Irrésistible Joséphine Bacon

Une autre vedette de l'événement aura été la poétesse innue Joséphine Bacon. C'est qu'il y a dans l'histoire haïtienne un rapport sensible aux premiers habitants de l'île, les peuples autochtones Taïnos et Arawaks, qui ont été complètement décimés par l'arrivée des Européens aux Xve siècle.

C'est d'ailleurs en raison de leur disparition qu'on a eu recours à la traite négrière, dans une exploitation cruelle et sauvage, qui mènera à la révolution et la première République noire de l'histoire. «Ce qui m'a vraiment marquée, c'est la gentillesse et l'hospitalité des gens, dit-elle. Le sourire aussi. Ils ont le sourire facile. Et à Port-au-Prince, malgré tous les à-côtés, il y a de la verdure et des fleurs. C'est comme un rêve accompli. Tu arrives ici avec toute ton humilité et tu repars grandi.»

Le but de l'événement était de faire mieux connaître la littérature québécoise en Haïti, pratiquement inexistante sur le territoire. Foire du livre, conférences, lectures publiques, visite dans les écoles, journée des professionnels, les participants n'ont pas chômé. Et vécu des moments mémorables.

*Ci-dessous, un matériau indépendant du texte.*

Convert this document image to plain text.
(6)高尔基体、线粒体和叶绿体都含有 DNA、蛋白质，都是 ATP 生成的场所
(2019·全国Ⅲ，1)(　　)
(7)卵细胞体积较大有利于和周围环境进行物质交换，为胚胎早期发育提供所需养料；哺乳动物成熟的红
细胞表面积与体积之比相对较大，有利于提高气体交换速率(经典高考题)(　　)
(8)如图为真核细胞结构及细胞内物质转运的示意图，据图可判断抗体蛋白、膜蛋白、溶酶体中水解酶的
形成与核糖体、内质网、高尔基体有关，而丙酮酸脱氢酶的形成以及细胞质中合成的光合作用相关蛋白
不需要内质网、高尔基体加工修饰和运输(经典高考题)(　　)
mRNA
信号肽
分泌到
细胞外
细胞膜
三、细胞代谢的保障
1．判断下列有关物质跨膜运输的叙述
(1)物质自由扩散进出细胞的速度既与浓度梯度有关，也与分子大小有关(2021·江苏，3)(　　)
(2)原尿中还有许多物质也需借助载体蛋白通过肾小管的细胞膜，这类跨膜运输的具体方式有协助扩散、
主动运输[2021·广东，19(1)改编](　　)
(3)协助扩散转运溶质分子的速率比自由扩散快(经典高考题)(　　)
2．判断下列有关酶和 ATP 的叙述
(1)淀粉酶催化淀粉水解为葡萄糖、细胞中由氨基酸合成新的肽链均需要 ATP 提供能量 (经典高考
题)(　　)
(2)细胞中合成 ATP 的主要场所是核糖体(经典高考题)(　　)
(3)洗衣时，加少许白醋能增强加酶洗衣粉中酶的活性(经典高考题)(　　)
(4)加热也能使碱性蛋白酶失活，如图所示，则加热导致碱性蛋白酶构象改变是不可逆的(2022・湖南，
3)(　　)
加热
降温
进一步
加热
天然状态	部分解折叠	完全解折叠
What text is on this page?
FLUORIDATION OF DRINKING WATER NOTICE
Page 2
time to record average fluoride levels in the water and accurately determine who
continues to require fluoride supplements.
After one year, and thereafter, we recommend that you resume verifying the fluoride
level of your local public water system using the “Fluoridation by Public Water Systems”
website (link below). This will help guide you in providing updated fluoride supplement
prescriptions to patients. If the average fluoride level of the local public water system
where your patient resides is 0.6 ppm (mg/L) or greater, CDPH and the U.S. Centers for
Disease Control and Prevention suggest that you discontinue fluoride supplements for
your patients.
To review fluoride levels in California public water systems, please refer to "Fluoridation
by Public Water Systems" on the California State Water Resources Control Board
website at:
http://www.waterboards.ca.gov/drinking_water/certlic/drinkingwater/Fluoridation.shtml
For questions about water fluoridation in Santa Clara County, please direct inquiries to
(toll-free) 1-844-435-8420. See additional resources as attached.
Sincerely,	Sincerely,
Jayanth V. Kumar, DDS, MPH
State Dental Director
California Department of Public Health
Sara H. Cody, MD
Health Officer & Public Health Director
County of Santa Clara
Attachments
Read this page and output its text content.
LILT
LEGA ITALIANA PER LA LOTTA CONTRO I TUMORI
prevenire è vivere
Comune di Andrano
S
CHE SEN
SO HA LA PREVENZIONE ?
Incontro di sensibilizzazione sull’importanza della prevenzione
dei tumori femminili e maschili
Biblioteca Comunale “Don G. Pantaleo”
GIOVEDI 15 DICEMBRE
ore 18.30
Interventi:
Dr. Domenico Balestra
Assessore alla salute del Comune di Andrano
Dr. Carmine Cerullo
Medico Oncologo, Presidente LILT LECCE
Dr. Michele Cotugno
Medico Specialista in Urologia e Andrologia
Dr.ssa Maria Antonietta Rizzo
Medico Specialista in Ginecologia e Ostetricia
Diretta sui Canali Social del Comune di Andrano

La conférence «Être féministe aujourd'hui», où ont parlé Yanick Lahens, Rachel Bédard, Catherine Voyer-Léger, Marie-Alice Théard, Marie Hélène Poitras, Louise Dupré et Danielle Magloire, présentée devant des auditeurs essentiellement masculins, aura été mouvementée, quand certains d'entre eux se sont plains de l'exclusion des hommes sur le panel...

Bertrand Gervais s'est retrouvé malgré lui au coeur d'un débat sur le créole et le français, étonné, en tant que Québécois, d'être accusé de parler la langue du colonisateur! C'est qu'on est chaudement politisé en Haïti. Le philosophe Alain Deneault (auteur de Noir Canada et Paradis sous terre) a pu le constater en discutant de l'exploitation minière en Haïti avec des députés d'opposition - on va assurément le réinviter.

Une constante dans les réponses des participants: tous veulent revenir en Haïti. D'autant plus qu'il existe plusieurs résidences d'écriture au pays, notamment à Port-Salut et au Pen Club de Port-au-Prince, dans les hautes montagnes de Thomassin. La suite au Salon du livre de Montréal cet automne, puisque le ministre québécois de la Culture, Maka Kotto a annoncé cette semaine que Haïti y sera l'invité d'honneur.